With the formal outbreak of war in 1861, lines were drawn and positions hardened. Union forces sought to prevent Missouri from seceding with the Confederate states, but local slave owners were eager to maintain their property and economy, and sympathized with the southern cause. A pro-slavery group, with Hollman among them, cut the supporting timbers under a railroad bridge in February of 1863, compromising its strength so that it would collapse under a Union troop train expected to pass through shortly. Alexander became aware of their treachery, and in the darkness of night, walked five miles to inform a Union supporter. As a result, the Union army was alerted, the bridge was repaired, and catastrophe was averted.

But the danger for Alexander had just begun. He was suspected by the pro-slavery group of having revealed their plot. Learning that they were planning to question him and certain that the outcome would be fatal, Alexander fled. He joined a band of runaway slaves he encountered, but all were taken into captivity by some of the many slave hunters active in the area, and locked up on the second floor of a tavern. Alexander alone managed to escape. He ultimately found his way back to St. Louis, where a sympathetic resident brought him to the attention of a Unitarian minister named William Greenleaf Eliot, who hired Alexander as a farmhand.

Free at Last?

Eliot, the founder of Washington University in St. Louis, was strongly opposed to slavery as an institution. He had declared publicly some years before that he would never return an escaped slave to his or her owner, and although Alexander did not tell him his status, Eliot guessed that he was a runaway. Acting on his principles, Eliot took measures to prevent his recapture, securing a certificate from the local marshal entrusting Alexander to his care for a minimum of 30 days. He then contacted Hollman, Alexander’s owner, with an anonymous offer to purchase the slave’s freedom at market price.

But the vindictive Hollman determined Alexander’s whereabouts, and at the expiration of the protected period, had him taken from Eliot’s home and beaten by bounty hunters. Eliot learned where Alexander was being held, and abetted by the martial law provisions in effect in Missouri, was able to have him returned to his home. He tried once more to come to terms with Hollman, failed, and then relocated Alexander to a friend’s farm in the non-slavery state of Illinois. When the Emancipation Proclamation began to take effect in Missouri in June of 1863 on a gradual basis, Alexander returned to Eliot’s farm. From there he was able to reach his wife, and Louisa escaped from her servitude with their teenaged daughter to join him. Full emancipation for the family and all slaves in Missouri took effect in January of 1865, the year of President Lincoln’s assassination.

In response to that tragedy, a number of former slaves worked to create a monument to Lincoln, raising money to commission a statue. Eliot, aware of their efforts, had an opportunity to speak with the selected sculptor, Thomas Ball, and gave him a photograph of Alexander for use as a model.

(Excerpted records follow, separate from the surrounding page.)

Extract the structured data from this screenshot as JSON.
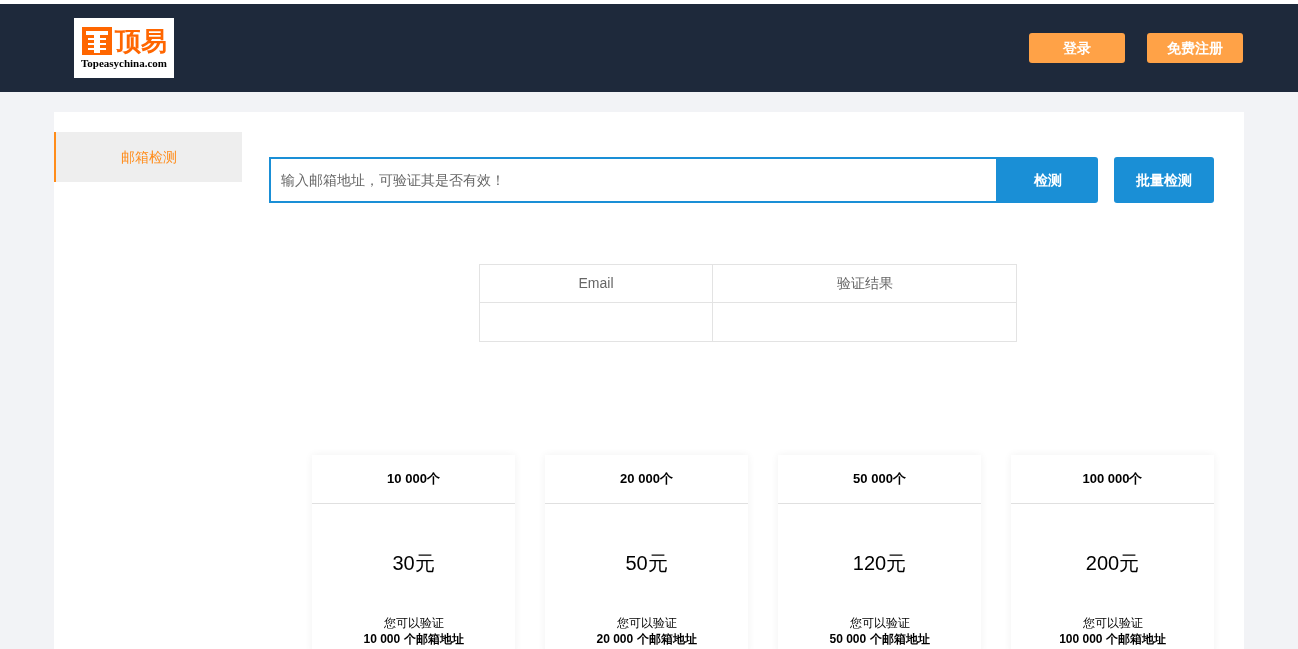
{
  "header": {
    "logo": {
      "name": "顶易",
      "domain": "Topeasychina.com"
    },
    "buttons": [
      "登录",
      "免费注册"
    ]
  },
  "sidebar": {
    "items": [
      {
        "label": "邮箱检测",
        "selected": true
      }
    ]
  },
  "search": {
    "placeholder": "输入邮箱地址，可验证其是否有效！",
    "button": "检测",
    "batch_button": "批量检测"
  },
  "table": {
    "columns": [
      "Email",
      "验证结果"
    ]
  },
  "plans": [
    {
      "count": "10 000个",
      "price": "30元",
      "line1": "您可以验证",
      "line2": "10 000 个邮箱地址"
    },
    {
      "count": "20 000个",
      "price": "50元",
      "line1": "您可以验证",
      "line2": "20 000 个邮箱地址"
    },
    {
      "count": "50 000个",
      "price": "120元",
      "line1": "您可以验证",
      "line2": "50 000 个邮箱地址"
    },
    {
      "count": "100 000个",
      "price": "200元",
      "line1": "您可以验证",
      "line2": "100 000 个邮箱地址"
    }
  ]
}
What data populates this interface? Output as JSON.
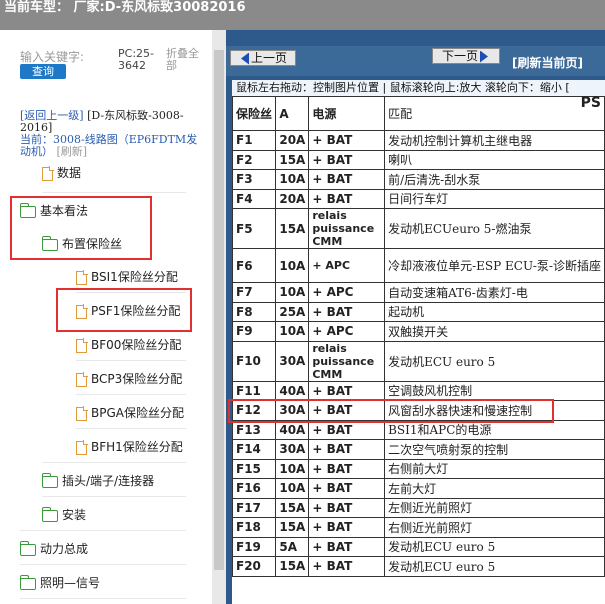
{
  "header": {
    "title": "当前车型：  厂家:D-东风标致30082016"
  },
  "search": {
    "keyword_label": "输入关键字:",
    "query_button": "查询",
    "pc_label": "PC:25-3642",
    "fold_all": "折叠全部"
  },
  "nav": {
    "back_link": "[返回上一级]",
    "model_text": "[D-东风标致-3008-2016]",
    "current_label": "当前：",
    "current_path": "3008-线路图（EP6FDTM发动机）",
    "refresh": "[刷新]"
  },
  "tree": [
    {
      "label": "数据",
      "type": "doc"
    },
    {
      "label": "基本看法",
      "type": "folder"
    },
    {
      "label": "布置保险丝",
      "type": "folder"
    },
    {
      "label": "BSI1保险丝分配",
      "type": "doc"
    },
    {
      "label": "PSF1保险丝分配",
      "type": "doc"
    },
    {
      "label": "BF00保险丝分配",
      "type": "doc"
    },
    {
      "label": "BCP3保险丝分配",
      "type": "doc"
    },
    {
      "label": "BPGA保险丝分配",
      "type": "doc"
    },
    {
      "label": "BFH1保险丝分配",
      "type": "doc"
    },
    {
      "label": "插头/端子/连接器",
      "type": "folder"
    },
    {
      "label": "安装",
      "type": "folder"
    },
    {
      "label": "动力总成",
      "type": "folder"
    },
    {
      "label": "照明—信号",
      "type": "folder"
    }
  ],
  "viewer": {
    "prev_button": "上一页",
    "next_button": "下一页",
    "refresh_button": "[刷新当前页]",
    "hint": "鼠标左右拖动：控制图片位置 | 鼠标滚轮向上:放大  滚轮向下：缩小  [",
    "page_code": "PS"
  },
  "fuse_table": {
    "headers": [
      "保险丝",
      "A",
      "电源",
      "匹配"
    ],
    "rows": [
      [
        "F1",
        "20A",
        "+ BAT",
        "发动机控制计算机主继电器"
      ],
      [
        "F2",
        "15A",
        "+ BAT",
        "喇叭"
      ],
      [
        "F3",
        "10A",
        "+ BAT",
        "前/后清洗-刮水泵"
      ],
      [
        "F4",
        "20A",
        "+ BAT",
        "日间行车灯"
      ],
      [
        "F5",
        "15A",
        "relais puissance CMM",
        "发动机ECUeuro 5-燃油泵"
      ],
      [
        "F6",
        "10A",
        "+ APC",
        "冷却液液位单元-ESP ECU-泵-诊断插座"
      ],
      [
        "F7",
        "10A",
        "+ APC",
        "自动变速箱AT6-齿素灯-电"
      ],
      [
        "F8",
        "25A",
        "+ BAT",
        "起动机"
      ],
      [
        "F9",
        "10A",
        "+ APC",
        "双触摸开关"
      ],
      [
        "F10",
        "30A",
        "relais puissance CMM",
        "发动机ECU euro 5"
      ],
      [
        "F11",
        "40A",
        "+ BAT",
        "空调鼓风机控制"
      ],
      [
        "F12",
        "30A",
        "+ BAT",
        "风窗刮水器快速和慢速控制"
      ],
      [
        "F13",
        "40A",
        "+ BAT",
        "BSI1和APC的电源"
      ],
      [
        "F14",
        "30A",
        "+ BAT",
        "二次空气喷射泵的控制"
      ],
      [
        "F15",
        "10A",
        "+ BAT",
        "右侧前大灯"
      ],
      [
        "F16",
        "10A",
        "+ BAT",
        "左前大灯"
      ],
      [
        "F17",
        "15A",
        "+ BAT",
        "左侧近光前照灯"
      ],
      [
        "F18",
        "15A",
        "+ BAT",
        "右侧近光前照灯"
      ],
      [
        "F19",
        "5A",
        "+ BAT",
        "发动机ECU euro 5"
      ],
      [
        "F20",
        "15A",
        "+ BAT",
        "发动机ECU euro 5"
      ]
    ]
  },
  "colors": {
    "highlight": "#e03030",
    "viewer_bg": "#2d5a8a",
    "button_blue": "#1e78c8"
  }
}
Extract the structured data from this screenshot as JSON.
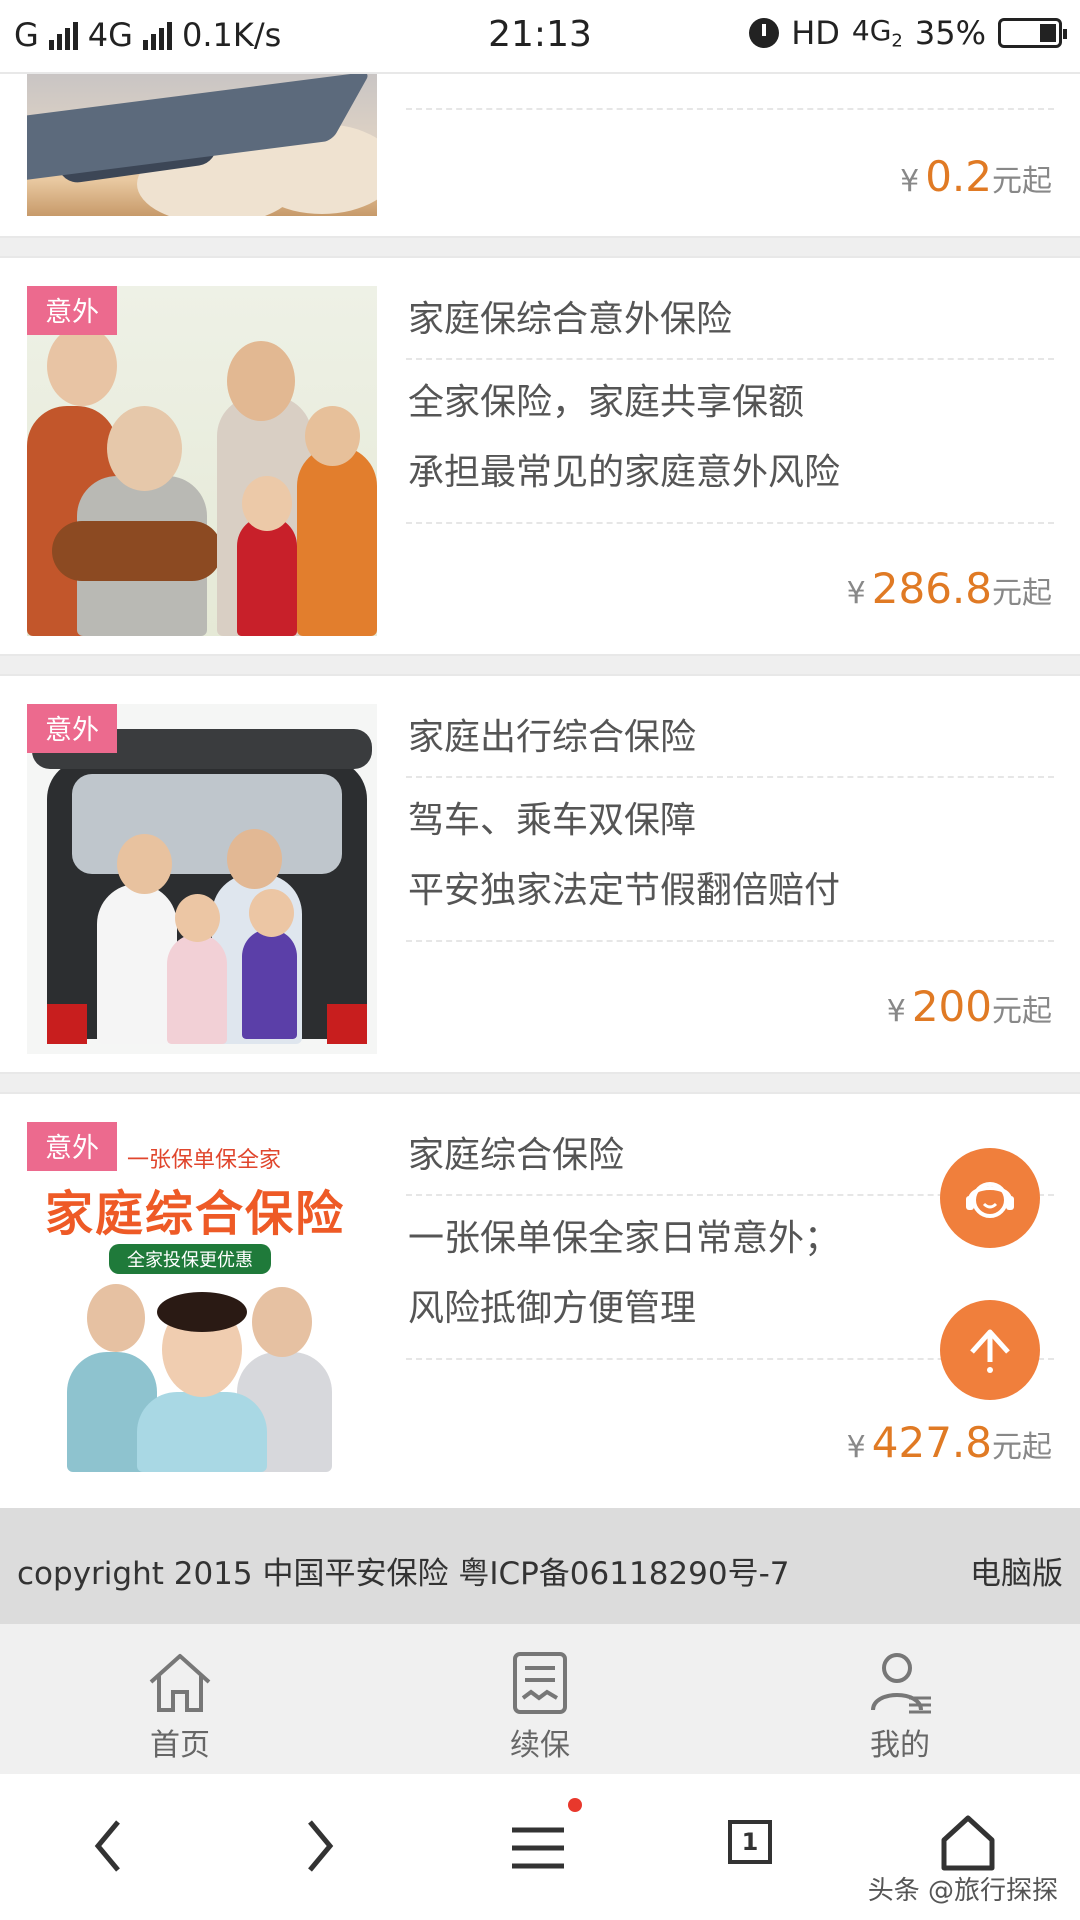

The completed “Emancipation Memorial,” also known as the Lincoln Freedmen’s Memorial, was dedicated by Frederick Douglass, himself a former slave, in 1876 at a Washington ceremony that included President Ulysses S. Grant. It shows a black man, modeled after Alexander, kneeling before Lincoln and overcome with emotion at just having been freed.

Alexander died roughly three years later in about 1879, having seen photographs of the sculpture. He was memorialized again, this time by Eliot himself, who wrote a biography published six years later in 1885 entitled The Story of Archer Alexander: From Slavery to Freedom, March 30, 1863. By Eliot’s own account, Alexander passed away thanking God that he had died in freedom, a fitting reminder of the earliest years of the struggle for African American liberty.